Figure 2. Young adult Ash1l^GT/GT mice show profound LT-HSC depletion, as defined phenotypically.

(A) Frequency of E14.5 fetal liver LSK and LT-HSC (CD150⁺CD48^–LSK) cells in wild-type and Ash1l^GT/GT fetuses (wild-type n = 4, Ash1l^GT/GT n = 8 from 2 experiments; mean ± SEM). (B) Flow cytometric analysis showing >5-fold reduced frequency of LT-HSCs in young adult (6- to 12-week-old) Ash1l^GT/GT mice (wild-type n = 6, Ash1l^GT/GT n = 8 from 3 experiments; mean ± SEM ). (C) Reduced CD34^–FLT3^–LSK, but not CD34⁺FLT3^–LSK or CD34⁺FLT3⁺LSK, progenitors in young adult Ash1l^GT/GT mice (n = 4 mice per genotype from 2 experiments; mean ± SEM). (D) Complete blood counts of 24-week-old mice, showing reduced platelets but preserved lymphocytes, neutrophils, and hemoglobin contents (n = 6 mice per genotype; mean ± SEM). (E) BM cellularity and progenitor contents in 24-week-old mice (n = 6 mice per genotype from 3 experiments; mean ± SEM) and 48-week-old mice (n = 3 per genotype from 2 experiments; mean ± SEM).
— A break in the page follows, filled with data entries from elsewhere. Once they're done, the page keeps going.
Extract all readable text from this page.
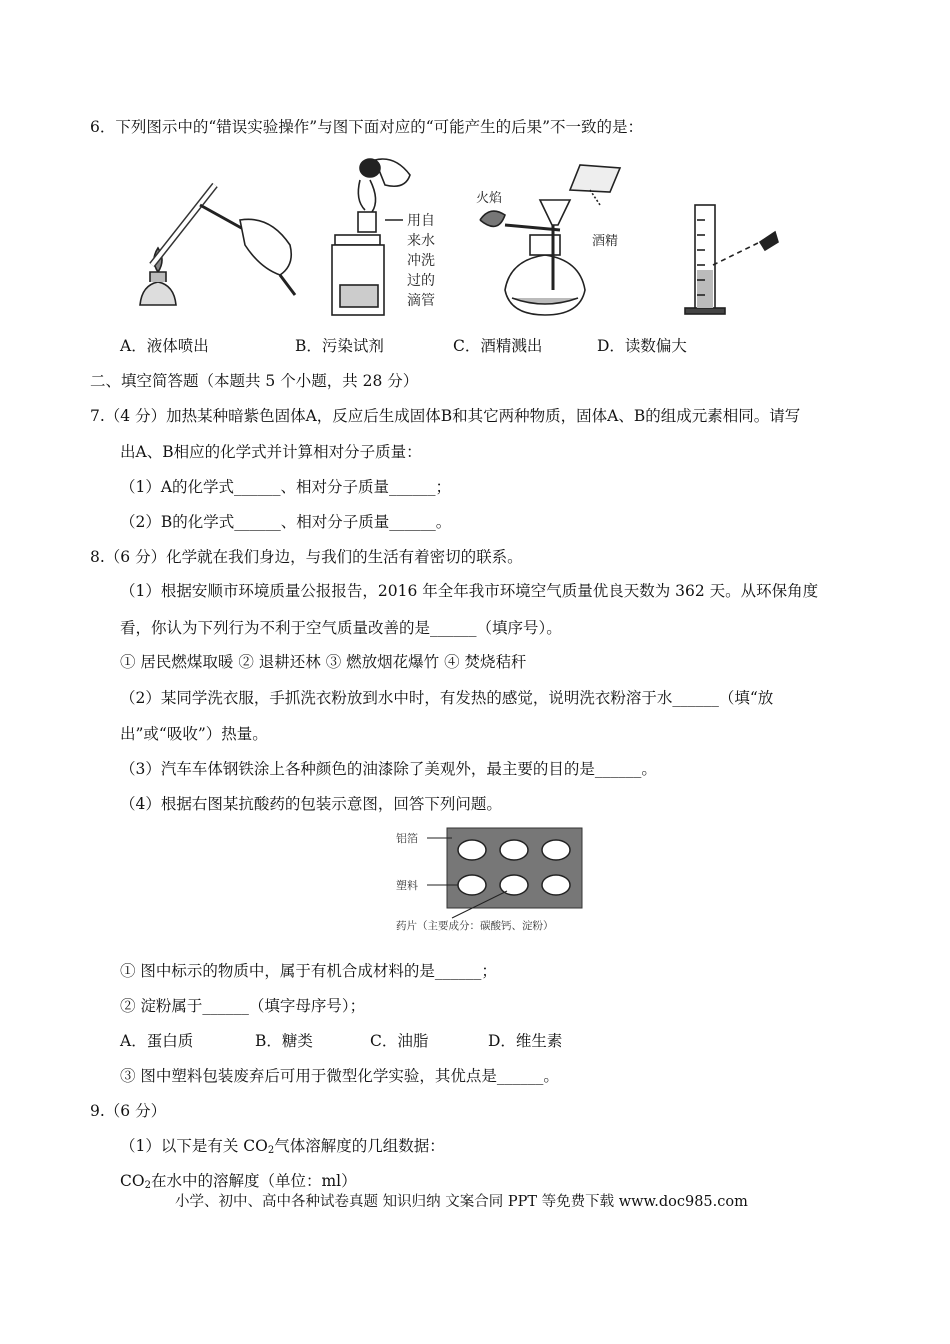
6．下列图示中的“错误实验操作”与图下面对应的“可能产生的后果”不一致的是：
用自
来水
冲洗
过的
滴管
火焰
酒精
A．液体喷出	B．污染试剂	C．酒精溅出	D．读数偏大
二、填空简答题（本题共 5 个小题，共 28 分）
7.（4 分）加热某种暗紫色固体A，反应后生成固体B和其它两种物质，固体A、B的组成元素相同。请写
出A、B相应的化学式并计算相对分子质量：
（1）A的化学式______、相对分子质量______；
（2）B的化学式______、相对分子质量______。
8.（6 分）化学就在我们身边，与我们的生活有着密切的联系。
（1）根据安顺市环境质量公报报告，2016 年全年我市环境空气质量优良天数为 362 天。从环保角度
看，你认为下列行为不利于空气质量改善的是______（填序号）。
① 居民燃煤取暖 ② 退耕还林 ③ 燃放烟花爆竹 ④ 焚烧秸秆
（2）某同学洗衣服，手抓洗衣粉放到水中时，有发热的感觉，说明洗衣粉溶于水______（填“放
出”或“吸收”）热量。
（3）汽车车体钢铁涂上各种颜色的油漆除了美观外，最主要的目的是______。
（4）根据右图某抗酸药的包装示意图，回答下列问题。
铝箔
塑料
药片（主要成分：碳酸钙、淀粉）
① 图中标示的物质中，属于有机合成材料的是______；
② 淀粉属于______（填字母序号）；
A．蛋白质	B．糖类	C．油脂	D．维生素
③ 图中塑料包装废弃后可用于微型化学实验，其优点是______。
9.（6 分）
（1）以下是有关 $CO_2$气体溶解度的几组数据：
$CO_2$在水中的溶解度（单位：ml）
小学、初中、高中各种试卷真题 知识归纳 文案合同 PPT 等免费下载 www.doc985.com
Flow cytometric analysis demonstrates a reduction in LSK progenitors and persistent 5- to 10-fold reduction in LT-HSCs. *P < 0.05, **P < 0.01, ***P < 0.001, t test.
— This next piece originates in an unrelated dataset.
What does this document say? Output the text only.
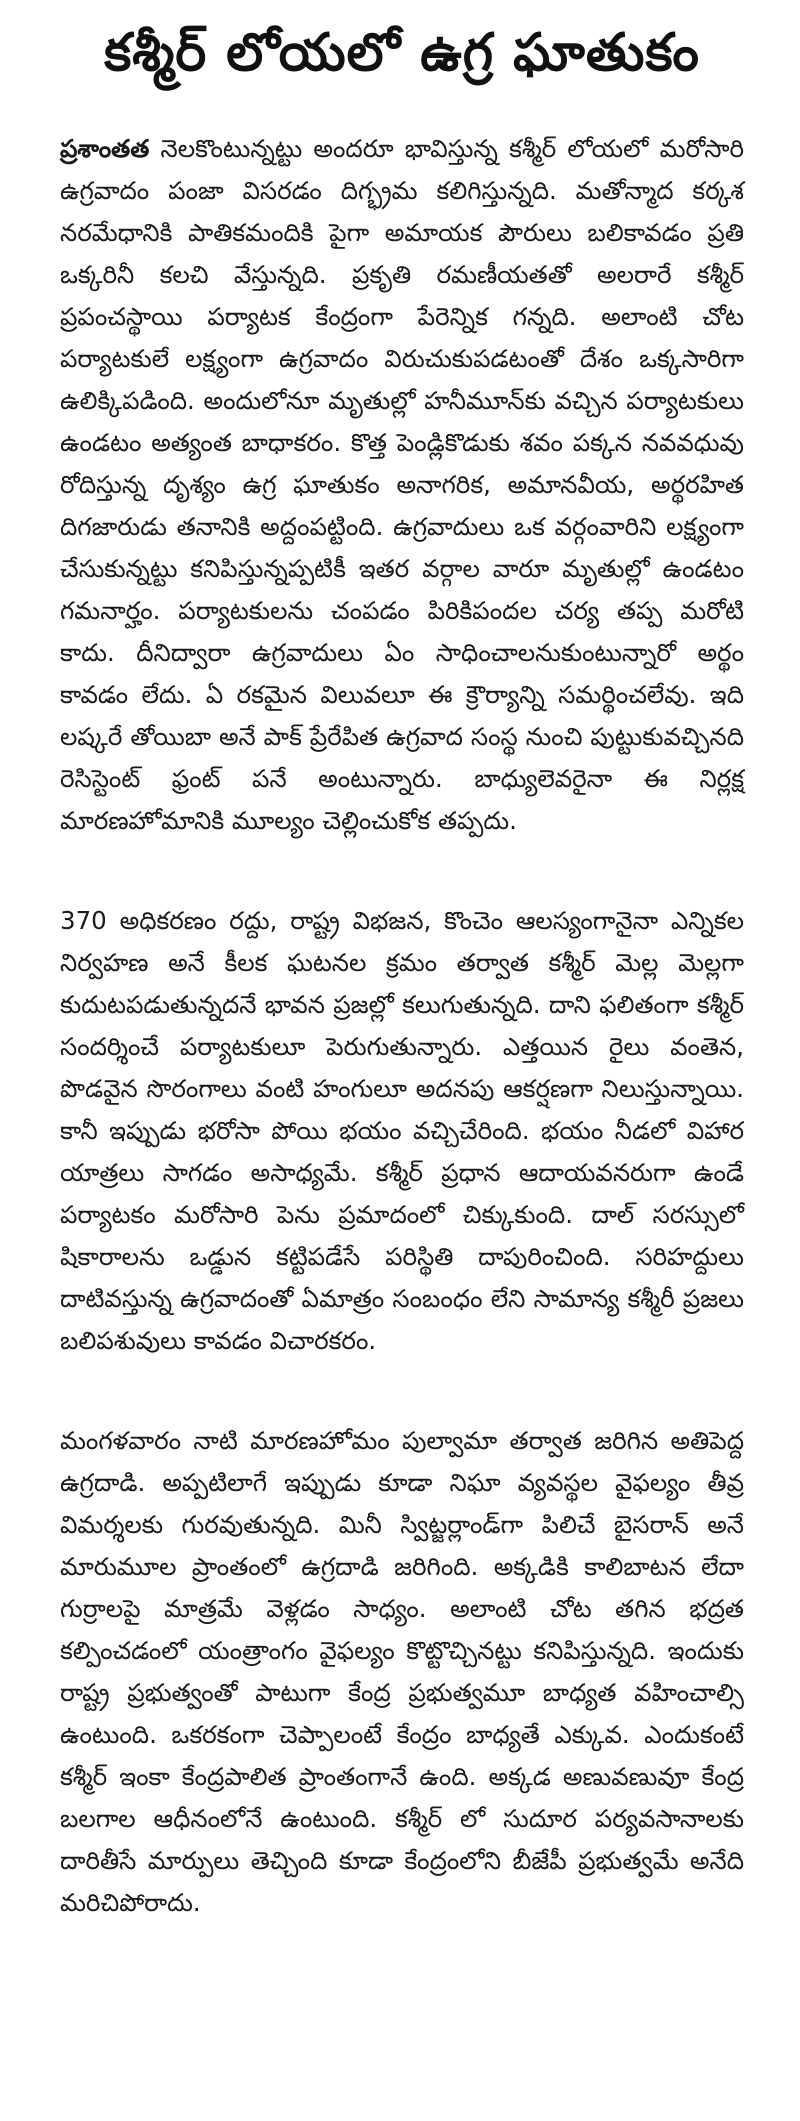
కశ్మీర్ లోయలో ఉగ్ర ఘాతుకం

ప్రశాంతత నెలకొంటున్నట్టు అందరూ భావిస్తున్న కశ్మీర్ లోయలో మరోసారి ఉగ్రవాదం పంజా విసరడం దిగ్భ్రమ కలిగిస్తున్నది. మతోన్మాద కర్కశ నరమేధానికి పాతికమందికి పైగా అమాయక పౌరులు బలికావడం ప్రతి ఒక్కరినీ కలచి వేస్తున్నది. ప్రకృతి రమణీయతతో అలరారే కశ్మీర్ ప్రపంచస్థాయి పర్యాటక కేంద్రంగా పేరెన్నిక గన్నది. అలాంటి చోట పర్యాటకులే లక్ష్యంగా ఉగ్రవాదం విరుచుకుపడటంతో దేశం ఒక్కసారిగా ఉలిక్కిపడింది. అందులోనూ మృతుల్లో హనీమూన్‌కు వచ్చిన పర్యాటకులు ఉండటం అత్యంత బాధాకరం. కొత్త పెండ్లికొడుకు శవం పక్కన నవవధువు రోదిస్తున్న దృశ్యం ఉగ్ర ఘాతుకం అనాగరిక, అమానవీయ, అర్థరహిత దిగజారుడు తనానికి అద్దంపట్టింది. ఉగ్రవాదులు ఒక వర్గంవారిని లక్ష్యంగా చేసుకున్నట్టు కనిపిస్తున్నప్పటికీ ఇతర వర్గాల వారూ మృతుల్లో ఉండటం గమనార్హం. పర్యాటకులను చంపడం పిరికిపందల చర్య తప్ప మరోటి కాదు. దీనిద్వారా ఉగ్రవాదులు ఏం సాధించాలనుకుంటున్నారో అర్థం కావడం లేదు. ఏ రకమైన విలువలూ ఈ క్రౌర్యాన్ని సమర్థించలేవు. ఇది లష్కరే తోయిబా అనే పాక్ ప్రేరేపిత ఉగ్రవాద సంస్థ నుంచి పుట్టుకువచ్చినది రెసిస్టెంట్ ఫ్రంట్ పనే అంటున్నారు. బాధ్యులెవరైనా ఈ నిర్లక్ష మారణహోమానికి మూల్యం చెల్లించుకోక తప్పదు.

370 అధికరణం రద్దు, రాష్ట్ర విభజన, కొంచెం ఆలస్యంగానైనా ఎన్నికల నిర్వహణ అనే కీలక ఘటనల క్రమం తర్వాత కశ్మీర్ మెల్ల మెల్లగా కుదుటపడుతున్నదనే భావన ప్రజల్లో కలుగుతున్నది. దాని ఫలితంగా కశ్మీర్ సందర్శించే పర్యాటకులూ పెరుగుతున్నారు. ఎత్తయిన రైలు వంతెన, పొడవైన సొరంగాలు వంటి హంగులూ అదనపు ఆకర్షణగా నిలుస్తున్నాయి. కానీ ఇప్పుడు భరోసా పోయి భయం వచ్చిచేరింది. భయం నీడలో విహార యాత్రలు సాగడం అసాధ్యమే. కశ్మీర్ ప్రధాన ఆదాయవనరుగా ఉండే పర్యాటకం మరోసారి పెను ప్రమాదంలో చిక్కుకుంది. దాల్ సరస్సులో షికారాలను ఒడ్డున కట్టిపడేసే పరిస్థితి దాపురించింది. సరిహద్దులు దాటివస్తున్న ఉగ్రవాదంతో ఏమాత్రం సంబంధం లేని సామాన్య కశ్మీరీ ప్రజలు బలిపశువులు కావడం విచారకరం.

మంగళవారం నాటి మారణహోమం పుల్వామా తర్వాత జరిగిన అతిపెద్ద ఉగ్రదాడి. అప్పటిలాగే ఇప్పుడు కూడా నిఘా వ్యవస్థల వైఫల్యం తీవ్ర విమర్శలకు గురవుతున్నది. మినీ స్విట్జర్లాండ్‌గా పిలిచే బైసరాన్ అనే మారుమూల ప్రాంతంలో ఉగ్రదాడి జరిగింది. అక్కడికి కాలిబాటన లేదా గుర్రాలపై మాత్రమే వెళ్లడం సాధ్యం. అలాంటి చోట తగిన భద్రత కల్పించడంలో యంత్రాంగం వైఫల్యం కొట్టొచ్చినట్టు కనిపిస్తున్నది. ఇందుకు రాష్ట్ర ప్రభుత్వంతో పాటుగా కేంద్ర ప్రభుత్వమూ బాధ్యత వహించాల్సి ఉంటుంది. ఒకరకంగా చెప్పాలంటే కేంద్రం బాధ్యతే ఎక్కువ. ఎందుకంటే కశ్మీర్ ఇంకా కేంద్రపాలిత ప్రాంతంగానే ఉంది. అక్కడ అణువణువూ కేంద్ర బలగాల ఆధీనంలోనే ఉంటుంది. కశ్మీర్ లో సుదూర పర్యవసానాలకు దారితీసే మార్పులు తెచ్చింది కూడా కేంద్రంలోని బీజేపీ ప్రభుత్వమే అనేది మరిచిపోరాదు.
Figure 1. Preserved overall fetal and adult hematopoietic output in Ash1l^GT/GT mice.

(A) Generation of the Ash1l^GT allele by insertion of a splice-acceptor gene trap cassette into the first Ash1l intron. Homozygosity led to >90% reduction in wild-type transcripts in fetal (E15.5) and adult LSK progenitors, as shown by quantitative RT-PCR (qRT-PCR) with primers amplifying cDNA across the exon 1–2 boundary (mean ± SD). (B) qRT-PCR analysis of Ash1l expression normalized to Hprt1 in selected hematopoietic populations (LT-HSC, LSK CD150⁺CD48^– LT-HSCs; MPP, LSK MPPs; HPC1, LSK CD150^–CD48⁺ hematopoietic progenitor cells; HPC2, LSK CD150⁺CD48⁺ hematopoietic progenitor cells; myeloid, CD11b⁺Gr1⁺ myeloid cells; B cells, B220⁺AA4.1^– B cells; CD4 T cells, TCRβ⁺CD4⁺ cells; CD8 T cells, TCRβ⁺CD8⁺ T cells) (mean ± SD). (C) Cellularity and percentage of myeloid, erythroid, and B lineage cells in E14.5 wild-type and Ash1l^GT/GT (GT) fetal liver (n ≥ 4 per genotype from 2 independent experiments; mean ± SEM). (D) Cellularity and percentage of myeloid, erythroid, and B lineage cells in young adult (6- to 12-week-old) wild-type and Ash1l^GT/GT BM (n ≥ 6 per genotype from >2 independent experiments; mean ± SEM). (E) Myeloid colony formation by wild-type and Ash1l^GT/GT BM in CFU-GM assays (mean ± SEM, representative of 2 experiments). No statistically significant differences by t test.